Ever so often, the universe shows us something we just don’t understand. And a supermassive black hole found inside a galaxy considered much too small to host it is only one such thing, but quite interesting nonetheless.

A system called Was 49 is the result of the merger of a large disk galaxy, called Was 49a, and a small “dwarf” galaxy, called Was 49b. The latter rotates within the disk of the former, at a distance of about 26,000 light-years from its center. Ordinarily, one would expect the central black hole of the larger galaxy to become active during the merger, gobbling up gas and dust and throwing out large amounts of high-energy X-ray.

Read: Supermassive Black Hole Kicked Out Of Its Galactic Core

However, in the case of Was 49, NASA’s Nuclear Spectroscopic Telescope Array (NuSTAR) mission showed it was the smaller Was 49b that had an active galactic nucleus, and that the supermassive black hole at its center was about 2 percent of the galaxy’s own mass, much larger than galaxies of comparable size. The findings were based on the extremely high luminosity in high-energy X-rays spotted by NuSTAR.

Nathan Secrest, lead researcher and postdoctoral fellow at the U.S. Naval Research Laboratory in Washington, said in a statement Monday: “This is a completely unique system and runs contrary to what we understand of galaxy mergers. … We didn't think that dwarf galaxies hosted supermassive black holes this big. This black hole could be hundreds of times more massive than what we would expect for a galaxy of this size, depending on how the galaxy evolved in relation to other galaxies.”

Read: How Did Supermassive Black Holes Form In The Very Early Universe?

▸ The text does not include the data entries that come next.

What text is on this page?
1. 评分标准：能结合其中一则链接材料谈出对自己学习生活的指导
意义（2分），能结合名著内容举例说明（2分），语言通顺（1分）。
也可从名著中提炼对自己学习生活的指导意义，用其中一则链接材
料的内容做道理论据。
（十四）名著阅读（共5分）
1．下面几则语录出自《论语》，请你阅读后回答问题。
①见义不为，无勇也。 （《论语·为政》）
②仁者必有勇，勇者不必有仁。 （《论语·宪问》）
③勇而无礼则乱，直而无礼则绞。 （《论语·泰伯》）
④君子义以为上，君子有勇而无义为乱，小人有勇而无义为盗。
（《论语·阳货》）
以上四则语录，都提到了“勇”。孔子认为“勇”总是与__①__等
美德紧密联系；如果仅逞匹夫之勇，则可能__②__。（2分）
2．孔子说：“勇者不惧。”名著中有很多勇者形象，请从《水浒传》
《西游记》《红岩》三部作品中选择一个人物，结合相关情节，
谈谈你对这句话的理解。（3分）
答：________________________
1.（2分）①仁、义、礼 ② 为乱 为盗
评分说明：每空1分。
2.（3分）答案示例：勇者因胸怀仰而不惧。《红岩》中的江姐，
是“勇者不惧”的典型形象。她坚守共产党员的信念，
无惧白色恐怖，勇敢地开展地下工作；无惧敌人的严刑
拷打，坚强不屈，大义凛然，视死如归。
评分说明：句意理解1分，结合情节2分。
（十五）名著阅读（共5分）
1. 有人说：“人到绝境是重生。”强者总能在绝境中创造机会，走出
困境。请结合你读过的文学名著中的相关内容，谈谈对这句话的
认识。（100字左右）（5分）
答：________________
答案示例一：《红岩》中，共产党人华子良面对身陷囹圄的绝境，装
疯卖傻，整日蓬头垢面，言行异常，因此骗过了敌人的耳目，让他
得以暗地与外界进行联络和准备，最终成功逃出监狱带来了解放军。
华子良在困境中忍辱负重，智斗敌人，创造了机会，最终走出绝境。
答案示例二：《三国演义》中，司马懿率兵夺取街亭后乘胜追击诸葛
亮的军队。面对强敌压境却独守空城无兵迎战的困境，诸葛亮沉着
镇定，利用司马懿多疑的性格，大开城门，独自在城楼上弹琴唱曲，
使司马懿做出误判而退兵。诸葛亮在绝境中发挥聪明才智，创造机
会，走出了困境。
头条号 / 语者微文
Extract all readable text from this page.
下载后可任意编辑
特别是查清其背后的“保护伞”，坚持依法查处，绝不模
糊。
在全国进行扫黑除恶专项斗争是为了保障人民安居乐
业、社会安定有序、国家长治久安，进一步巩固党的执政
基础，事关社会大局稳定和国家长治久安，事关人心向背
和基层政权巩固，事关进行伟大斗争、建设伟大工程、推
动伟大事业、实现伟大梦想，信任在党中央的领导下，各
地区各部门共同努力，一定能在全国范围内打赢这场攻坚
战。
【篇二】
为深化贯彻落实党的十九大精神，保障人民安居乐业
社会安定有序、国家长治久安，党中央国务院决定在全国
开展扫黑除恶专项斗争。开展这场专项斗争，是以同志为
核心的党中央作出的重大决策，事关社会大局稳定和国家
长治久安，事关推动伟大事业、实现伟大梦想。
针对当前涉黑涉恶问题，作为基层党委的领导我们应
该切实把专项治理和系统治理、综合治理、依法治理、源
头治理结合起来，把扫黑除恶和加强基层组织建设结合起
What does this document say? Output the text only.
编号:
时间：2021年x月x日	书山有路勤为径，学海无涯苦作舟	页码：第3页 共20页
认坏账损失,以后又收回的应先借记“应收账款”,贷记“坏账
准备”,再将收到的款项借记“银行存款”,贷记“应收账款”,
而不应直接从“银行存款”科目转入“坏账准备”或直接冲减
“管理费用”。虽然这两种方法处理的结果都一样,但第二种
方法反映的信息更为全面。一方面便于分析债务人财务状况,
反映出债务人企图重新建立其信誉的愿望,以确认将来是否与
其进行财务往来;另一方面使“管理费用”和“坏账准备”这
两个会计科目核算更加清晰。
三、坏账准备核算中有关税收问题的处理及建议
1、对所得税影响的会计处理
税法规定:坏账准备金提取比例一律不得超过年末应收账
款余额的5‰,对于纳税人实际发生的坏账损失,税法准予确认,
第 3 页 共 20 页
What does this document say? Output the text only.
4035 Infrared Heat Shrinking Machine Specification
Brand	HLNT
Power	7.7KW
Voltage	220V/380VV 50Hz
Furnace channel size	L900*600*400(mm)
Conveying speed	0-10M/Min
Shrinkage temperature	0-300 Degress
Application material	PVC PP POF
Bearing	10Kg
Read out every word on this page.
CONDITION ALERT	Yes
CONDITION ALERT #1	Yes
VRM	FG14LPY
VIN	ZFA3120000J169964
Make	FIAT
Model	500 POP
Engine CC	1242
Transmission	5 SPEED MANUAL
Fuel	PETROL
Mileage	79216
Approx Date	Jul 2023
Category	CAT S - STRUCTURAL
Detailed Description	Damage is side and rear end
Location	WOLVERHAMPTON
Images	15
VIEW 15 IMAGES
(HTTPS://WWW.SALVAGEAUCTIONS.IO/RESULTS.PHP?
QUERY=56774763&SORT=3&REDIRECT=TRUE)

Scientists are trying to understand how this phenomenon could have come about. Maybe it was already so massive before the merger of the two galaxies began, or maybe it grew to its astonishing size soon after the merger began. What is almost certain, though, is that in several hundred million years, black holes at the centers of both the galaxies will merge as well, making a truly gigantic supermassive black hole.

“This study is important because it may give new insight into how supermassive black holes form and grow in such systems. By examining systems like this, we may find clues as to how our own galaxy’s supermassive black hole formed,” Secrest said in the statement.